Kelly Bailey, one of Mr. Felix’s granddaughters, said she visited him during Easter, adding he was of sound mind up until the end.
“He actually predicted how many days he had left because he knew how he felt,” she said. “He was a little hard of hearing so I would have to talk loud. I never had a problem with that because I always talk too loud to everybody who hears normal.”
Kelly said she appreciated that her grandfather was a kind man.
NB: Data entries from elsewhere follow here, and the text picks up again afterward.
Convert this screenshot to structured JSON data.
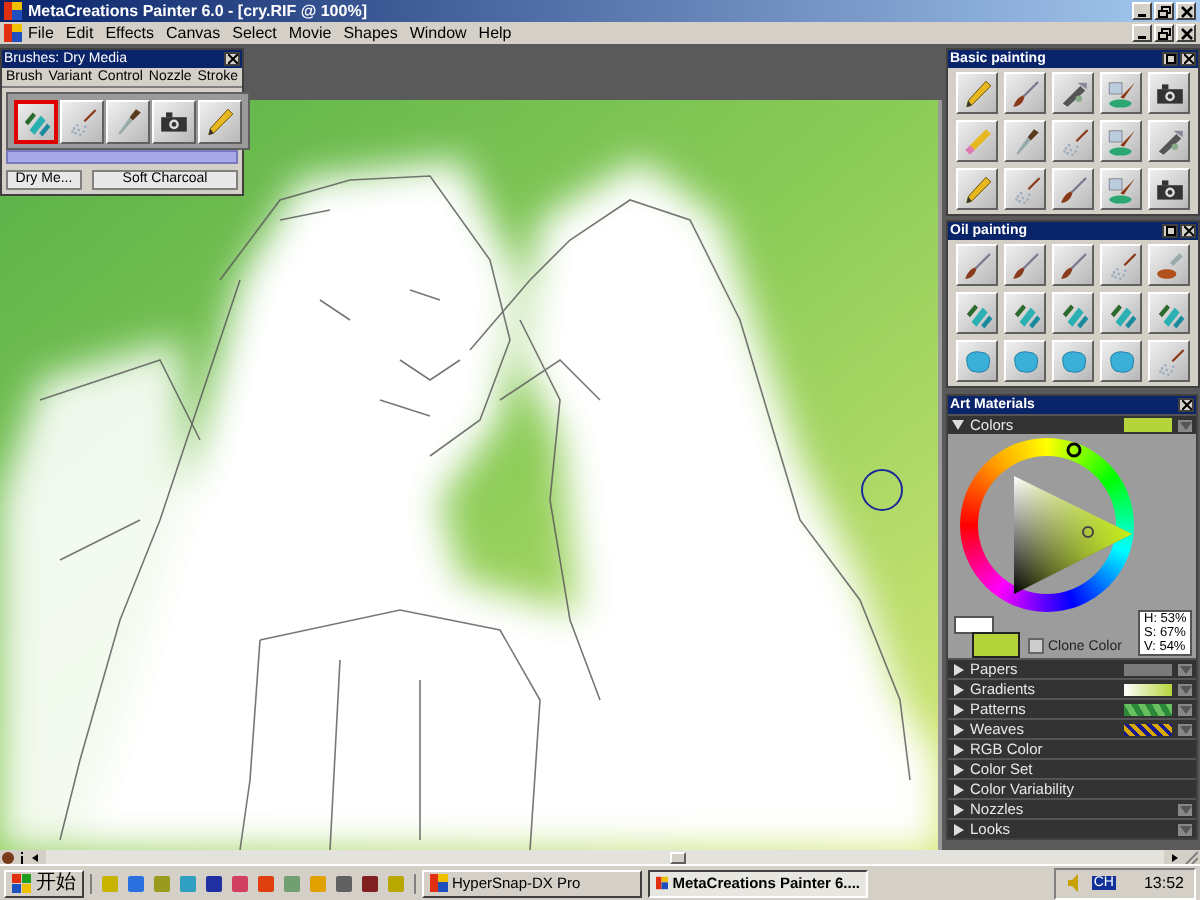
{
  "window": {
    "title": "MetaCreations Painter 6.0 - [cry.RIF @ 100%]"
  },
  "menu_bar": [
    "File",
    "Edit",
    "Effects",
    "Canvas",
    "Select",
    "Movie",
    "Shapes",
    "Window",
    "Help"
  ],
  "brushes_palette": {
    "title": "Brushes: Dry Media",
    "menus": [
      "Brush",
      "Variant",
      "Control",
      "Nozzle",
      "Stroke"
    ],
    "tools": [
      {
        "kind": "chalk",
        "selected": true
      },
      {
        "kind": "spray",
        "selected": false
      },
      {
        "kind": "knife",
        "selected": false
      },
      {
        "kind": "stamp",
        "selected": false
      },
      {
        "kind": "pencil",
        "selected": false
      }
    ],
    "category": "Dry Me...",
    "variant": "Soft Charcoal"
  },
  "palettes": [
    {
      "title": "Basic painting",
      "tools": [
        {
          "kind": "pencil"
        },
        {
          "kind": "brush"
        },
        {
          "kind": "airbrush"
        },
        {
          "kind": "water"
        },
        {
          "kind": "stamp"
        },
        {
          "kind": "eraser"
        },
        {
          "kind": "knife"
        },
        {
          "kind": "spray"
        },
        {
          "kind": "water"
        },
        {
          "kind": "airbrush"
        },
        {
          "kind": "pencil"
        },
        {
          "kind": "spray"
        },
        {
          "kind": "brush"
        },
        {
          "kind": "water"
        },
        {
          "kind": "stamp"
        }
      ]
    },
    {
      "title": "Oil painting",
      "tools": [
        {
          "kind": "brush"
        },
        {
          "kind": "brush"
        },
        {
          "kind": "brush"
        },
        {
          "kind": "spray"
        },
        {
          "kind": "liquid"
        },
        {
          "kind": "chalk"
        },
        {
          "kind": "chalk"
        },
        {
          "kind": "chalk"
        },
        {
          "kind": "chalk"
        },
        {
          "kind": "chalk"
        },
        {
          "kind": "sponge"
        },
        {
          "kind": "sponge"
        },
        {
          "kind": "sponge"
        },
        {
          "kind": "sponge"
        },
        {
          "kind": "spray"
        }
      ]
    }
  ],
  "art_materials": {
    "title": "Art Materials",
    "colors": {
      "label": "Colors",
      "expanded": true,
      "swatches": [
        {
          "kind": "primary",
          "color": "#b5d43c"
        },
        {
          "kind": "secondary",
          "color": "#ffffff"
        }
      ],
      "hsv": [
        "H: 53%",
        "S: 67%",
        "V: 54%"
      ],
      "clone_color": {
        "label": "Clone Color",
        "checked": false
      }
    },
    "sections": [
      {
        "label": "Papers",
        "expanded": false,
        "kind": "paper",
        "menu_button": true
      },
      {
        "label": "Gradients",
        "expanded": false,
        "kind": "gradient",
        "menu_button": true
      },
      {
        "label": "Patterns",
        "expanded": false,
        "kind": "pattern",
        "menu_button": true
      },
      {
        "label": "Weaves",
        "expanded": false,
        "kind": "weave",
        "menu_button": true
      },
      {
        "label": "RGB Color",
        "expanded": false,
        "kind": "plain",
        "menu_button": false
      },
      {
        "label": "Color Set",
        "expanded": false,
        "kind": "plain",
        "menu_button": false
      },
      {
        "label": "Color Variability",
        "expanded": false,
        "kind": "plain",
        "menu_button": false
      },
      {
        "label": "Nozzles",
        "expanded": false,
        "kind": "plain",
        "menu_button": true
      },
      {
        "label": "Looks",
        "expanded": false,
        "kind": "plain",
        "menu_button": true
      }
    ]
  },
  "taskbar": {
    "start": "开始",
    "quick_launch": [
      {
        "color": "#c8b400"
      },
      {
        "color": "#2a6ee0"
      },
      {
        "color": "#9a9a20"
      },
      {
        "color": "#30a0c0"
      },
      {
        "color": "#2030a0"
      },
      {
        "color": "#d04060"
      },
      {
        "color": "#e04010"
      },
      {
        "color": "#70a070"
      },
      {
        "color": "#e0a000"
      },
      {
        "color": "#606060"
      },
      {
        "color": "#802020"
      },
      {
        "color": "#b8a800"
      }
    ],
    "tasks": [
      {
        "label": "HyperSnap-DX Pro",
        "selected": false
      },
      {
        "label": "MetaCreations Painter 6....",
        "selected": true
      }
    ],
    "language": "CH",
    "time": "13:52"
  }
}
“I went over there, and was just talking, ‘I’m a bus driver. I clean houses,’” she said of one of their last conversations. “We talked about other things after that, but he said to me, finally, ‘Kelly, you’re doing good. You’re doing alright.’ I said, ‘what do you mean, papaw, I’m doing good? I don’t feel like I’m doing good.’ He said, ‘You’re still driving a bus, huh?’
“He followed that whole conversation, followed it later and told me I’m doing good because I’m still able to drive a big bus. I was sort of amazed with that. He was able to hear, react and say something about it.”
History
Mr. Felix loved to dance and met his wife, Myrtle, at a dance in Luling. Less than one year later, the couple married Dec. 6, 1934. They had six children: Loretta Simoneaux, who died from an ear infection and lived only 13 months; Myrtle Simoneaux Robichaux; Audrey Mae Simoneaux Terrio; Myra Simoneaux; Carey Simoneaux; and Maurice Simoneaux.
In the 1940s, Felix Simoneaux built the house he lived in until his passing on Hammond Highway in LaPlace at a cost of $700. He cut his own cypress, and two young men helped him. One was J.D. Perilloux III, his neighbor.
Family members described Mr. Felix as a religious man who attended church services at a chapel in Montz and St. Joan of Arc Catholic Church in LaPlace.
According to family, he was recently honored with a plaque, commemorative pin and documents in recognition of being the oldest living member of Carpenter’s Union No. 1846, having served for more than 75 years.
During WWII he worked for Higgins Ship Builders, building PT boats and landing drop ramp boats — the largest landing crafts used in the Normandy Invasion.